Anlayacağınız zaman gazetecilerin aleyhine gelişti ve gelinen bu noktada her gazeteci kendisine yeni ekmek kapıları aramaya başladı.
Kısaca artık şu 10 Ocak Çalışan Gazeteciler Günü pek anlamını taşımaz oldu.
Formalite bir kutlamadan başka içinde her türlü komedi olan 10 Ocak
Çalışan Gazeteciler Günü'nün de tıpkı 1961 yılındaki eylem gibi bir gün eylemle ortadan kaldırılması gerekiyor.
Benim düşüncem bundan ibarettir.
İşte bu yüzden diyorum ki; lütfen benim 10 Ocak Çalışan Gazeteciler Günü'mü kutlamayınız...!
Saygılarımla...
Akgün basını üç sıra aşağı attı!
Bu arada dün ‘Basin DrHasanAKGUN basin@drhasanakgun.com.tr’ adresinden bir kutlama maili aldık. ‘Toplumun 7. kuvveti olarak bildiğimiz basının en zor şartlarda görev yapan kesimi yerel basın mensuplarıdır.

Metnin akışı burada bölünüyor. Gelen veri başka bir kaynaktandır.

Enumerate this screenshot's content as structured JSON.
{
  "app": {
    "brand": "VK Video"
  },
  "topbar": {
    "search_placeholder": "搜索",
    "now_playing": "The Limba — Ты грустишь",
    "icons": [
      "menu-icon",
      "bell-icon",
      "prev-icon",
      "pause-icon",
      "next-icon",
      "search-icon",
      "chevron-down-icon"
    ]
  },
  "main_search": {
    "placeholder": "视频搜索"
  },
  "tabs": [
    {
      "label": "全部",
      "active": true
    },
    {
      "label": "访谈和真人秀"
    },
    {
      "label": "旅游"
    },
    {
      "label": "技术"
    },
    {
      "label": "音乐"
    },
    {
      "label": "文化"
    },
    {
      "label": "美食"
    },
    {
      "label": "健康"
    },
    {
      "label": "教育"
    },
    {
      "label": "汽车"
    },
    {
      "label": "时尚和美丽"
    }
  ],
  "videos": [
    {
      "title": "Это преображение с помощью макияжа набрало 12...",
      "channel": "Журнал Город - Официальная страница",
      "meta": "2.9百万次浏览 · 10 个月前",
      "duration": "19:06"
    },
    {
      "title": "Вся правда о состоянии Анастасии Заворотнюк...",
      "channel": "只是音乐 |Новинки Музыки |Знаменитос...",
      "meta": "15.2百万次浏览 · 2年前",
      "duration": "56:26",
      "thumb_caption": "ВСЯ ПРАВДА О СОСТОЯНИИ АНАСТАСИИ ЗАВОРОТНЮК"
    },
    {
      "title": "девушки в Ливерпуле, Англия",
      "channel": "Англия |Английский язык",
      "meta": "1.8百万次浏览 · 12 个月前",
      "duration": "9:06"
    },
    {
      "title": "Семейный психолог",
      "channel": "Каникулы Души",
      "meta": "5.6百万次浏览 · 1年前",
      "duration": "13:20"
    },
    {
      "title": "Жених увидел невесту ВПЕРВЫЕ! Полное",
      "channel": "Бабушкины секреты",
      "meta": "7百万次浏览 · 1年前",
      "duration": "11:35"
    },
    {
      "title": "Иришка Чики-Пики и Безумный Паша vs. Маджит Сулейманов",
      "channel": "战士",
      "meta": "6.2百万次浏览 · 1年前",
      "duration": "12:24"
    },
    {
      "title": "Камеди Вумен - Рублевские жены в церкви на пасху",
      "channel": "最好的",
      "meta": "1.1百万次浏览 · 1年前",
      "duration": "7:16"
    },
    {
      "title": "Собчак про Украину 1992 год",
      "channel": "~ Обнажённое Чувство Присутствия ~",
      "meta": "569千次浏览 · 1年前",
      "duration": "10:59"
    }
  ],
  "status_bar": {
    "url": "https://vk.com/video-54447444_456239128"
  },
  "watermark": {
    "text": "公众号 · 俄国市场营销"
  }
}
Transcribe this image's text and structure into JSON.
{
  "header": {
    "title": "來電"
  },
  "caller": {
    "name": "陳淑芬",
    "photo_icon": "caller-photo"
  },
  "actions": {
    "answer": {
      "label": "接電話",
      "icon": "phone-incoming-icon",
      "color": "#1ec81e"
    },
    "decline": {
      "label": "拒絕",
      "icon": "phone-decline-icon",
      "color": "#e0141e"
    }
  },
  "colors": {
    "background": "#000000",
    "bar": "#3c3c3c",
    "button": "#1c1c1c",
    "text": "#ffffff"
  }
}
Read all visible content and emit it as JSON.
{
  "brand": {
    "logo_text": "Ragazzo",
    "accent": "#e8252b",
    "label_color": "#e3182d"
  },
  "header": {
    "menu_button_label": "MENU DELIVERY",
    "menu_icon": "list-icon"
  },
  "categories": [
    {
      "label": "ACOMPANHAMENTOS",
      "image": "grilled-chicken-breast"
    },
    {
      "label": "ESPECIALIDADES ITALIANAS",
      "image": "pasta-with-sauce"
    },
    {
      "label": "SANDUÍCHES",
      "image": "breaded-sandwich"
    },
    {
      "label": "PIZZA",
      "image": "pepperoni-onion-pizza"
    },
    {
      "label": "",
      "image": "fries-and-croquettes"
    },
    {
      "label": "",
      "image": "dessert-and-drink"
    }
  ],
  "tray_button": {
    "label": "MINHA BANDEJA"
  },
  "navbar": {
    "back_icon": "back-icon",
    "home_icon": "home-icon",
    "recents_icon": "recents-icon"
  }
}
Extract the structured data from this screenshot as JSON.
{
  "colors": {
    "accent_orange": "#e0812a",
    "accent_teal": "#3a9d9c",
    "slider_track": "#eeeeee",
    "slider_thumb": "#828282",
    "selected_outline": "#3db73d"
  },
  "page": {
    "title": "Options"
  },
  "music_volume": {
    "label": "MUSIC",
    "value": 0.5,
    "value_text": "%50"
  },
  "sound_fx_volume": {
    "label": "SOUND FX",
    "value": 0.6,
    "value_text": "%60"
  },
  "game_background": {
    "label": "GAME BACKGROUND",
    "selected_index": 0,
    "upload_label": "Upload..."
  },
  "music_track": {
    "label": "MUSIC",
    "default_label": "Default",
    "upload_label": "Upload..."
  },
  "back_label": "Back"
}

Yaklaşık 30 yıldan bu yana sizlerle birlikte görev yapıyoruz. Sizler toplumun gözü ve kulağısınız. Yerel basın mensuplarımızın yaşadıkları zorlukları biliyoruz. İnşallah güzel günleri birlikte paylaşacağız. Çalışan Gazeteciler Gününüzü kutlar, ebediyete intikal eden ve görev başında şehit olan tüm gazetecilerimize Allah'tan rahmet dilerim. Saygı ve sevgilerimle.
Dr. Hasan AKGÜN - Büyükçekmece Belediye Başkanı’ Yazıyordu mesajda.
Bizim bildiğimiz dünyada basın dördüncü kuvvet (1-Yasama, 2-Yürütme, 3-Yargı ve 4-Basın) olarak biliniyor. Akgün basını yedinci sıraya attığına göre; araya giren 3 kuvveti merak ediyoruz.